The party’s early right-wing, made up of Social Democratic politicians in the modern European sense, over-emphasized voting and cynically limited their union activity to cajoling striking workers to “Vote Socialist!” Too often they embraced mainstream racism and xenophobia. Most curiously, they aggressively opposed the Industrial Workers of the World and led a crusade to expel from the party Wobblies who advocated “direct action” (then more confused with violent terrorism than today). Still, they couldn’t be all wrong. They won office and enacted legislation. Clearly, masses of people supported them.

One of my greatest heroes is “Big Bill” Haywood, the most prominent Wobbly to be expelled, precisely because of his wrong decisions. In the SP, he exacerbated the rightwing with vague and irresponsible talk of “direct action” that hinted at violence, precisely the type that he eschewed within the IWW. It was almost as though he wanted to be martyred rather than face a frustrating faction fight, or maybe he was just a natural contrarian (Our party’s had plenty of them, too). On strike, Haywood counseled a crude sort of pre-Gandhian civil disobedience. It’s his greatest legacy.

His worst legacy is that he fled to Russia to avoid a long prison term for opposing the war. This is why I sympathize with “Big Bill.” Disillusioned by his government, which had usually vindicated him when he was innocent (at least until whatever “crisis” that put him in jail had been averted), and by his own IWW, which had rejected him, Haywood went to the one place where he would be least appreciated: Bolshevik Russia! It was the sort of stupid mistake that comes from wounded pride and that any one of us can and does make.

Sam Friedman, who died six years too soon for me to meet him, is another SP character that I enjoy. Maybe it’s because he did so many things that I have done (Chaired the New York local, edited the NY Call – at a time when it was actually impressive to do such things) or would like to do (He organized a mutual aid society that helped bail party activists out of jail and pay legal bills). Maybe it was because he was such a set-in-his-ways pain in the ass. He stuck with Social Democrats, USA in the 1973 split because he did not believe in splits and they technically won the final vote. He hated their politics and stayed close to the SP so he could be around people who still used the “S” word. He telegrammed the party’s 1983 convention: “DEEPLY REGRET INABILITY TO ATTEND. DISAGREEING WITH SOME OF YOUR JUDGEMENTS AND CONCLUSIONS, I STILL ADMIRE AND LOVE YOUR TENACITY, COURAGE AND DEVOTION TO SOCIALIST PRINCIPLES. MORE POWER TO YOU.”

It’s a great encouragement to read in Rob Tucker’s brief history that Eugene V. Debs had such personal animosity towards Daniel Deleon and mistrusted anyone recently associated with him.
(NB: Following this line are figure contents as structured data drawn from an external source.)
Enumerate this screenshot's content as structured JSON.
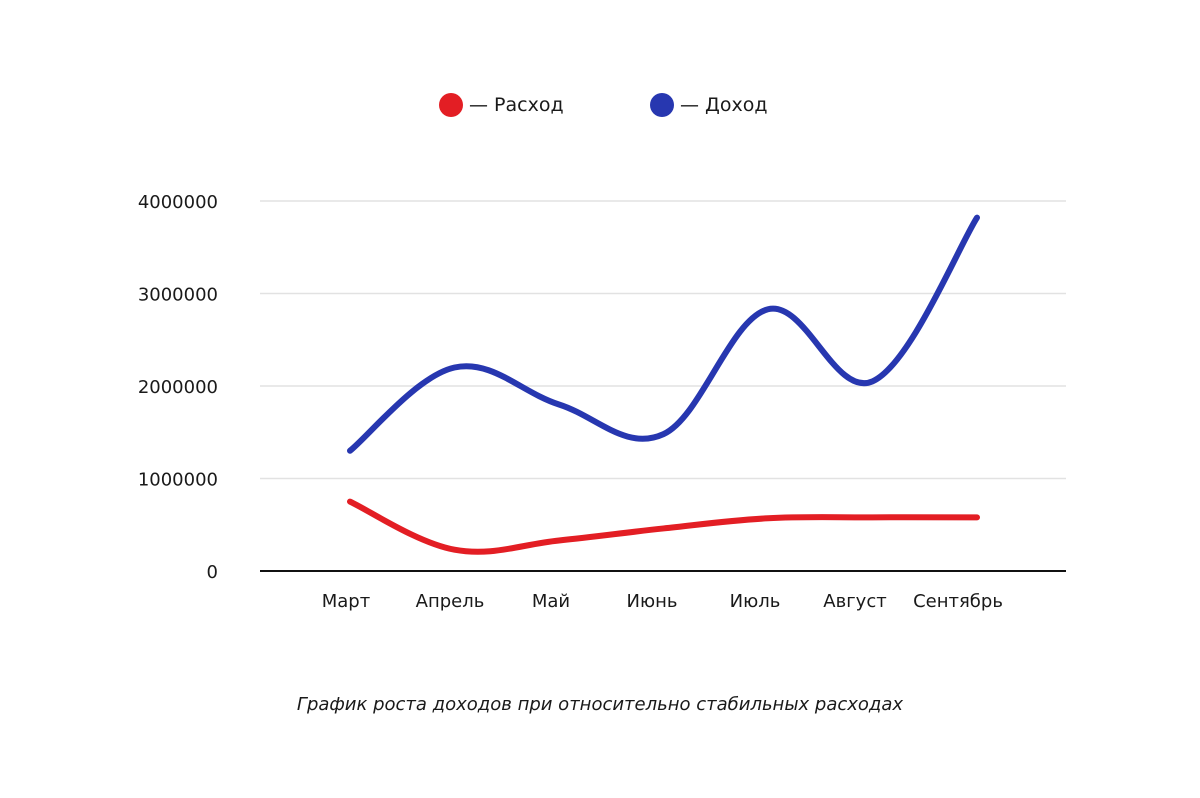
{
  "chart_data": {
    "type": "line",
    "title": "",
    "caption": "График роста доходов при относительно стабильных расходах",
    "xlabel": "",
    "ylabel": "",
    "categories": [
      "Март",
      "Апрель",
      "Май",
      "Июнь",
      "Июль",
      "Август",
      "Сентябрь"
    ],
    "ylim": [
      0,
      4000000
    ],
    "yticks": [
      0,
      1000000,
      2000000,
      3000000,
      4000000
    ],
    "ytick_labels": [
      "0",
      "1000000",
      "2000000",
      "3000000",
      "4000000"
    ],
    "grid": true,
    "legend_position": "top",
    "series": [
      {
        "name": "— Расход",
        "color": "#e31e24",
        "values": [
          750000,
          230000,
          330000,
          460000,
          570000,
          580000,
          580000
        ]
      },
      {
        "name": "— Доход",
        "color": "#2737b0",
        "values": [
          1300000,
          2200000,
          1800000,
          1480000,
          2830000,
          2050000,
          3820000
        ]
      }
    ]
  }
}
Debs, too, is a hero, but in history books he comes across as too perfect. Saints belong in the Bible, not the Socialist Party. It’s the Eugene Debs who said, “While there is a lower class I, am in it; While there is a criminal element, I am of it; and while there is a soul in prison I am not free” that inspired me to join the Socialist Party, but it’s the Eugene Debs who called Daniel Deleon a “black-hearted scoundrel” that I can relate to.